Novel Properties of Nanostructured Materials

T. W. Ebbesen
ISIS, Louis Pasteur University, 4 rue B. Pascal, 67000 Strasbourg, France


Materials structured on the nanometer scale can lead to improved and sometimes surprising properties. This can be found both in Nature and more recently in the laboratory. Natural composite materials, such as shells where organic and inorganic components alternate leading to exceptional mechanical properties, are good examples and sources of inspiration. To achieve similar material organization in a systematic manner in the laboratory is one of the challenges in the decades to come. Structure, and preferably composition, need to be controlled at all scales, playing on different types of interactions. It requires bringing together the knowledge from various fields such as chemistry, biology, physics and material science.
The potential of nanostructured materials will be illustrated in some detail by our own work on the extraordinary optical properties acquired by metal films if they are simply structured with periodic voids (ref. 1-6).

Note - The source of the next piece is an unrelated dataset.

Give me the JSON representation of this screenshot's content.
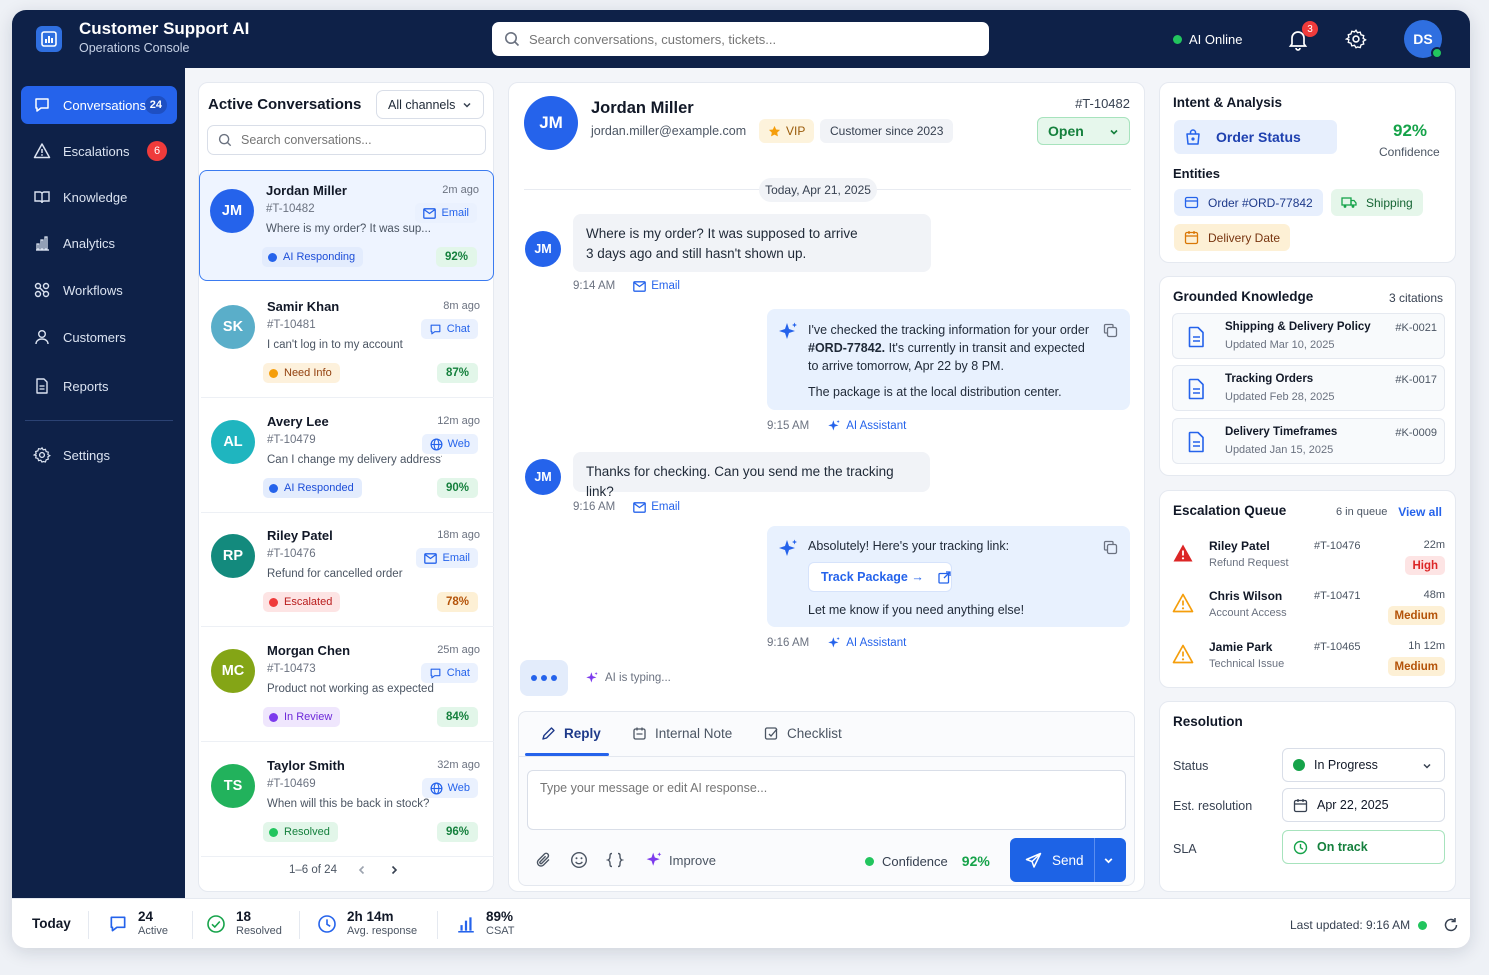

Metallic films perforated with sub-wavelength holes (~150 nm) can transmit the light with an efficiency thousand times larger than what theory predicts for single holes. The efficency can even be larger than the fractional area of the holes, which means that even the light falling beside the holes emerges on the other side of the sample. This extraordinary transmission is due to the coupling of the incident light with the surface plasmons of the film. The transmission spectrum contains peaks attributed to surface-plasmon modes that depend on both the symmetry and the 2D lattice parameter of the surface corrugation. We have shown that this phenomenon can also be used to tune and enhance the transmission of single subwavelength apertures. These results have broad fundamental and practical implications and show that, with modern fabrication techniques, surface plasmons can be engineered and controlled to yield unique optical properties.